Hi Sylvia. Yes I have these symptoms sometimes but never been to the doctors as often I make an appointment and then cancel because my anxiety exaggerates the pain. A slight tummy ache feels like the worst stomach ache in the world. I may very well consider private - good idea. I just don’t feel I can wait 12 weeks. Such a shame there is just not enough staff to keep up with demand in the mental health sector
Thank you so much for your reply. I am so sorry to hear what you have been through but I can tell you are a fighter I am the same in worrying of all these problems and it is so so hard. BUT/WHAT IF thoughts are the problem. I need to be able to acknowledge we all get aches and pains and that is just life. I think I am going to try exercising more to keep a positive outlook. Thank you so much for replying and good luck with your journey
Thank you and the same to you x I've always been a fighter and I will keep doing it till I drop I would strongly advise you to go to your GP, a) it will give you peace of mind and b) if there was something you need to address you will know about it and can act upon it.
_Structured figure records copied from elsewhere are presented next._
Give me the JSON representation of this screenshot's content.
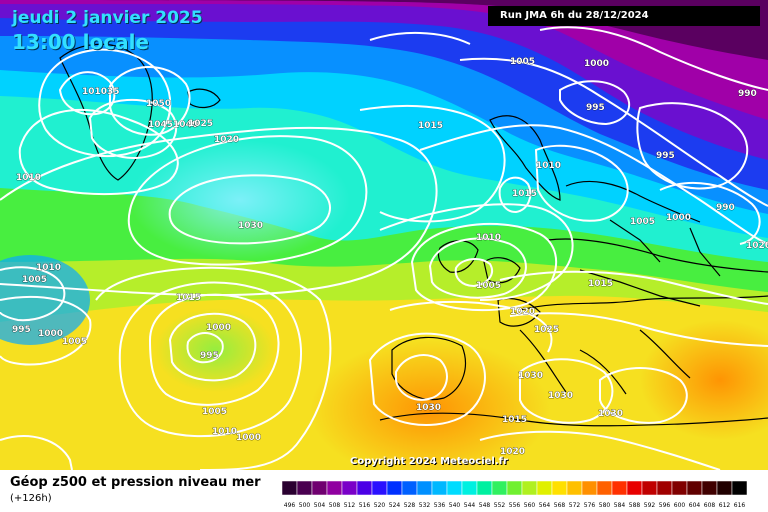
{
  "header": {
    "date": "jeudi 2 janvier 2025",
    "time": "13:00 locale",
    "run": "Run JMA 6h du 28/12/2024"
  },
  "footer": {
    "title": "Géop z500 et pression niveau mer",
    "lead": "(+126h)",
    "copyright": "Copyright 2024 Meteociel.fr"
  },
  "legend": {
    "values": [
      "496",
      "500",
      "504",
      "508",
      "512",
      "516",
      "520",
      "524",
      "528",
      "532",
      "536",
      "540",
      "544",
      "548",
      "552",
      "556",
      "560",
      "564",
      "568",
      "572",
      "576",
      "580",
      "584",
      "588",
      "592",
      "596",
      "600",
      "604",
      "608",
      "612",
      "616"
    ],
    "colors": [
      "#2a0030",
      "#4a0050",
      "#700070",
      "#9000a0",
      "#7a00c8",
      "#4b00e6",
      "#2a10ff",
      "#0030ff",
      "#0060ff",
      "#0090ff",
      "#00b8ff",
      "#00dcff",
      "#00f0e0",
      "#00f0a0",
      "#30f060",
      "#70f030",
      "#b0f020",
      "#e0f000",
      "#ffe000",
      "#ffc000",
      "#ff9000",
      "#ff6000",
      "#ff3000",
      "#e80000",
      "#c00000",
      "#a00000",
      "#800000",
      "#600000",
      "#400000",
      "#200000",
      "#000000"
    ]
  },
  "pressure_labels": [
    "101035",
    "1050",
    "10451040",
    "1025",
    "1020",
    "1010",
    "1010",
    "1030",
    "1015",
    "1015",
    "1000",
    "995",
    "1005",
    "1000",
    "995",
    "1005",
    "1010",
    "1005",
    "1030",
    "1020",
    "1025",
    "1030",
    "1030",
    "1020",
    "1015",
    "1010",
    "1005",
    "1000",
    "995",
    "1015",
    "1010",
    "1015",
    "1005",
    "1000",
    "990",
    "990",
    "995",
    "1000",
    "1005",
    "1020",
    "1030"
  ]
}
I have loads of pains in my stomach, till the point I was forcing myself to eat, crying while eating as my stomach was so tight... stomach pain started anxiety for me. I have pains today again in it since last night but I know it's just anxiety therefore I am just ignoring it. I take Spasmonal forte sometimes to help relieve the tension. We just have to wait it out. But when I went to my GP it was a huge help, after 3 weeks of constant pain after the scan of abdomen the pain went itself straight away for over 2 mnths!!! Good luck and keeping my fingers crossed for you x
Hi Sylwia. Your post was the best I have ever read. I am 74 now,male,always been active. I still cycle every day,15 to 20 ks. I am a rock musician still doing concerts. The major downside to this is that I have had health anxiey since 1965 and in the Royal Navy at the time. In my life,like you,I have had in my mind,brain tumours, skin cancer,foot cancer,lung cancer (don't smoke) liver cancer,prostate cancer,throat and oesophagus cancer,bone cancer,thyroid cancer bladder cancer and more. If there was hair cancer,then I would have that too! At the moment I still feel like a zombie,as though I am "sewn up" from my back to my head,which throbs all the time. I have had tests for all these hellish symptoms. All ok. My p.s.a result was the best ever for a dude of my age. Now I am afraid to see a doctor. My family have stopped listening to me crapping on at every opportunity I can. Unless you have had this "scum" as I call it,you cannot understand what anxiety can do to you. I have NEVER let this beat me however! My advice to the younger people reading this would be, please don't lose hope. It will not kill you. Face it,focus on it,ask it what the hell it wants, thank it and just carry on. Hard I know.